Cada vez más voces ven una sobreestimación en una tecnología que todavía no genera beneficios, pero que sigue captando ingentes sumas de capital por el miedo de los inversores a quedarse atrás
03 feb 2026 . Actualizado a las 13:22 h.Explican los expertos que la bolsa se anticipa, entre seis meses y un año, a lo que ocurrirá más tarde en la economía real. Si prevé una subida de los tipos de interés, el valor de la banca crecerá; si espera que la inflación constriña el gasto de las familias, las compañías de viajes, cruceros, ropa y alimentación caerán.

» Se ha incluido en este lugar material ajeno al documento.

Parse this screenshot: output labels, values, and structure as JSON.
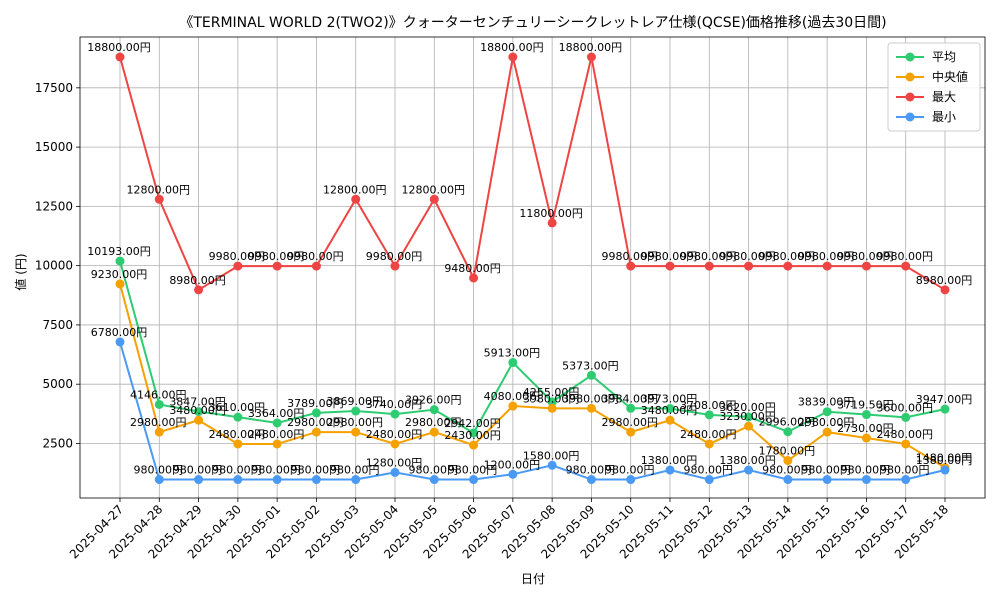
{
  "chart_data": {
    "type": "line",
    "title": "《TERMINAL WORLD 2(TWO2)》クォーターセンチュリーシークレットレア仕様(QCSE)価格推移(過去30日間)",
    "xlabel": "日付",
    "ylabel": "値 (円)",
    "ylim": [
      200,
      18800
    ],
    "yticks": [
      2500,
      5000,
      7500,
      10000,
      12500,
      15000,
      17500
    ],
    "grid": true,
    "legend_position": "top-right",
    "categories": [
      "2025-04-27",
      "2025-04-28",
      "2025-04-29",
      "2025-04-30",
      "2025-05-01",
      "2025-05-02",
      "2025-05-03",
      "2025-05-04",
      "2025-05-05",
      "2025-05-06",
      "2025-05-07",
      "2025-05-08",
      "2025-05-09",
      "2025-05-10",
      "2025-05-11",
      "2025-05-12",
      "2025-05-13",
      "2025-05-14",
      "2025-05-15",
      "2025-05-16",
      "2025-05-17",
      "2025-05-18"
    ],
    "series": [
      {
        "name": "平均",
        "color": "#2ecc71",
        "values": [
          10193,
          4146,
          3847,
          3610,
          3364,
          3789,
          3869,
          3740,
          3926,
          2942,
          5913,
          4255,
          5373,
          3984,
          3973,
          3708,
          3620,
          2996,
          3839,
          3719.5,
          3600,
          3947
        ],
        "labels": [
          "10193.00円",
          "4146.00円",
          "3847.00円",
          "3610.00円",
          "3364.00円",
          "3789.00円",
          "3869.00円",
          "3740.00円",
          "3926.00円",
          "2942.00円",
          "5913.00円",
          "4255.00円",
          "5373.00円",
          "3984.00円",
          "3973.00円",
          "3708.00円",
          "3620.00円",
          "2996.00円",
          "3839.00円",
          "3719.50円",
          "3600.00円",
          "3947.00円"
        ]
      },
      {
        "name": "中央値",
        "color": "#f5a100",
        "values": [
          9230,
          2980,
          3480,
          2480,
          2480,
          2980,
          2980,
          2480,
          2980,
          2430,
          4080,
          3980,
          3980,
          2980,
          3480,
          2480,
          3230,
          1780,
          2980,
          2730,
          2480,
          1480
        ],
        "labels": [
          "9230.00円",
          "2980.00円",
          "3480.00円",
          "2480.00円",
          "2480.00円",
          "2980.00円",
          "2980.00円",
          "2480.00円",
          "2980.00円",
          "2430.00円",
          "4080.00円",
          "3980.00円",
          "3980.00円",
          "2980.00円",
          "3480.00円",
          "2480.00円",
          "3230.00円",
          "1780.00円",
          "2980.00円",
          "2730.00円",
          "2480.00円",
          "1480.00円"
        ]
      },
      {
        "name": "最大",
        "color": "#ef4444",
        "values": [
          18800,
          12800,
          8980,
          9980,
          9980,
          9980,
          12800,
          9980,
          12800,
          9480,
          18800,
          11800,
          18800,
          9980,
          9980,
          9980,
          9980,
          9980,
          9980,
          9980,
          9980,
          8980
        ],
        "labels": [
          "18800.00円",
          "12800.00円",
          "8980.00円",
          "9980.00円",
          "9980.00円",
          "9980.00円",
          "12800.00円",
          "9980.00円",
          "12800.00円",
          "9480.00円",
          "18800.00円",
          "11800.00円",
          "18800.00円",
          "9980.00円",
          "9980.00円",
          "9980.00円",
          "9980.00円",
          "9980.00円",
          "9980.00円",
          "9980.00円",
          "9980.00円",
          "8980.00円"
        ]
      },
      {
        "name": "最小",
        "color": "#4a9af5",
        "values": [
          6780,
          980,
          980,
          980,
          980,
          980,
          980,
          1280,
          980,
          980,
          1200,
          1580,
          980,
          980,
          1380,
          980,
          1380,
          980,
          980,
          980,
          980,
          1380
        ],
        "labels": [
          "6780.00円",
          "980.00円",
          "980.00円",
          "980.00円",
          "980.00円",
          "980.00円",
          "980.00円",
          "1280.00円",
          "980.00円",
          "980.00円",
          "1200.00円",
          "1580.00円",
          "980.00円",
          "980.00円",
          "1380.00円",
          "980.00円",
          "1380.00円",
          "980.00円",
          "980.00円",
          "980.00円",
          "980.00円",
          "1380.00円"
        ]
      }
    ]
  }
}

A Warren Buffett le apodaron el Oráculo de Omaha por su capacidad para adelantarse al futuro. ¿Cuentan los inversores de Wall Street con una bola de cristal? Las crisis que atraviesan sistemáticamente los parqués invitan a creer que no, pero los éxitos más aplaudidos siempre están directamente ligados a la capacidad de ciertos visionarios para anticiparse al futuro. Quienes compraron acciones de Nvidia hace cinco años han visto cómo su apuesta se ha multiplicado más de un 1.000 %. Detrás de esa llamativa cifra se encuentra la fiebre de la inteligencia artificial (IA), que ha disparado la valoración de la compañía de tarjetas gráficas (GPU) más importante del planeta, cuyos dispositivos son claves para la construcción de los centros de datos que dan vida a la IA.

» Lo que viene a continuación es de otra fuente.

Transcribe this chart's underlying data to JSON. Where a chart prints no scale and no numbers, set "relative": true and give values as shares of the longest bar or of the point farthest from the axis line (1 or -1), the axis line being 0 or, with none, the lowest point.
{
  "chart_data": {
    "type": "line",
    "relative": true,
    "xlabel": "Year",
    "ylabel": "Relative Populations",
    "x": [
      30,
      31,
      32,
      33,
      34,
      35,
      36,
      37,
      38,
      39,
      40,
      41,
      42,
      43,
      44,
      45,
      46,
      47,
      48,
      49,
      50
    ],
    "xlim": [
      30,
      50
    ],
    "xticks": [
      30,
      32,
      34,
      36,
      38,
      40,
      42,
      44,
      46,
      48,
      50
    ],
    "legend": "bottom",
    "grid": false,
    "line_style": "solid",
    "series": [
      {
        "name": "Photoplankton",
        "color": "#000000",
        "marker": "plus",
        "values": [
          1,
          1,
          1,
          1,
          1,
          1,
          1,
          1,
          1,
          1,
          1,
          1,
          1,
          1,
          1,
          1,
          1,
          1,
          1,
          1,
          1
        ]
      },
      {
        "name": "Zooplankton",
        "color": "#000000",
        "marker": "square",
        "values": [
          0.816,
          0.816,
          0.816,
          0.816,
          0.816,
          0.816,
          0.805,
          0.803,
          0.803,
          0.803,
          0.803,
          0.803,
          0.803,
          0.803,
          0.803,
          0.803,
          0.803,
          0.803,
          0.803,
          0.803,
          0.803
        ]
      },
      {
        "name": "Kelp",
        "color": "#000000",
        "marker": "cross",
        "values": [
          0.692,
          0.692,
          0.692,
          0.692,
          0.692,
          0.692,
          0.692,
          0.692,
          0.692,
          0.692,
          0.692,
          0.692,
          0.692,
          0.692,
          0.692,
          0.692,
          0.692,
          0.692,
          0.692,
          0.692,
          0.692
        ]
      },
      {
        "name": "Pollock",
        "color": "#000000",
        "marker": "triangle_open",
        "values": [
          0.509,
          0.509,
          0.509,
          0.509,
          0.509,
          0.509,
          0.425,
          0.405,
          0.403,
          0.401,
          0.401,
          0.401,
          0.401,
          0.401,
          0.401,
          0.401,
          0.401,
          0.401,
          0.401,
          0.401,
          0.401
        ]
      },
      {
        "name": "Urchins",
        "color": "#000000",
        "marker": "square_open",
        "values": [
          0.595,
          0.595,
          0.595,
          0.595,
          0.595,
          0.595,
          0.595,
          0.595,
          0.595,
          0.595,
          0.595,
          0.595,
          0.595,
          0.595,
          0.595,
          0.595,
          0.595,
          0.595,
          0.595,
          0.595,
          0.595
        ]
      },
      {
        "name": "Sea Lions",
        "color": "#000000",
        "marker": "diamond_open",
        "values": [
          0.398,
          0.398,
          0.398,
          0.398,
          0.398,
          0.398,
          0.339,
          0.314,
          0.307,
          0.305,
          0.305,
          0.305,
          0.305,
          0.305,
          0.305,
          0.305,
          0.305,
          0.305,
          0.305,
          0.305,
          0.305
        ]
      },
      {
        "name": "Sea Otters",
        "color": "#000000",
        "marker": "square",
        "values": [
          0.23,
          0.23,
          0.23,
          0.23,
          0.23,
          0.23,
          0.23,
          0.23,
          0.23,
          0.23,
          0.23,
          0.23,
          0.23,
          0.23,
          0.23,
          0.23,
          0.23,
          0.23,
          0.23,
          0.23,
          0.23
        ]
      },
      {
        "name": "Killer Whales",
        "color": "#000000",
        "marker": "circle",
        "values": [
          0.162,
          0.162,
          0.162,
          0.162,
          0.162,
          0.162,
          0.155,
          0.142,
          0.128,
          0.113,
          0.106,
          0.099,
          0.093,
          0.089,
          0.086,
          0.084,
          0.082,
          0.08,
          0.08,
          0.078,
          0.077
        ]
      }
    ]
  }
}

¿Está justificado que Nvidia sea actualmente la empresa más grande del mundo con una capitalización de 4,6 billones de dólares? Cada vez más voces comienzan a airear sus dudas. Hace días se conocía que Amazon estimaba que ChatGPT tenía un valor de 830.000 millones de euros, aunque su matriz, Open IA, sigue en números rojos y no prevé lograr beneficios al menos hasta el 2030. Recientemente, la firma anunció su intención de invertir 1,3 billones en la construcción de nuevos data centers, que por el momento no resultan rentables. El director general de Nvidia, Jensen Huang, ha frenado una apuesta de 100.000 millones en esa misma empresa porque tiene dudas sobre su funcionamiento interno, algo que ha llegado a justificar por «falta de disciplina».
El Instituto de Tecnología de Massachusetts (MIT, por sus siglas en inglés) fue el encargado de encender las alarmas en relación con la IA. Lo hizo a través de un estudio en el que se aseguraba que el 95 % de las compañías que habían invertido en esta tecnología no habían percibido rendimientos tangibles. En el trabajo se analizaron 300 implementaciones tecnológicas, se realizaron 150 entrevistas a líderes empresariales y se remitió una encuesta que contestaron 350 empleados. ¿El resultado? Solo el 5 % de las firmas consiguieron convertir sus inversiones, en las que destinaron entre 30.000 y 40.000 millones, en ingresos rápidos. ¿Sirvieron para algo?
El director general de Google, Sundar Pichai, llegó a afirmar que ninguna empresa saldrá indemne del bum bursátil que ha avivado la IA. El pasado verano, su homólogo en ChatGPT, Sam Altman afirmó que «alguien va a perder una cantidad ingente de dinero». En un congreso celebrado recientemente en Barcelona, Christo Buscheck, premio Pulitzer, aseguró que algunas de las grandes empresas de IA «son extremadamente deficitarias. Es una industria muy especulativa». ¿Estamos a las puertas de una segunda burbuja similar a la de la puntocom? Si la IA no logra aumentar la productividad como promete y todos los inversores esperan, ¿los miles de millones invertidos en centros de datos caerán en saco roto? ¿Seguirá Nvidia manteniendo su valor de 4,6 billones de dólares? ¿Veremos a un nuevo Sam Bankman-Fried? El considerado el Rey de las Criptomonedas, cuya plataforma de compraventa de dinero digital, FTX, se declaró en bancarrota en el 2022, provocando pérdidas millonarias en todo el planeta y condenándolo a la cárcel. Cada vez más voces empiezan a temer un final similar.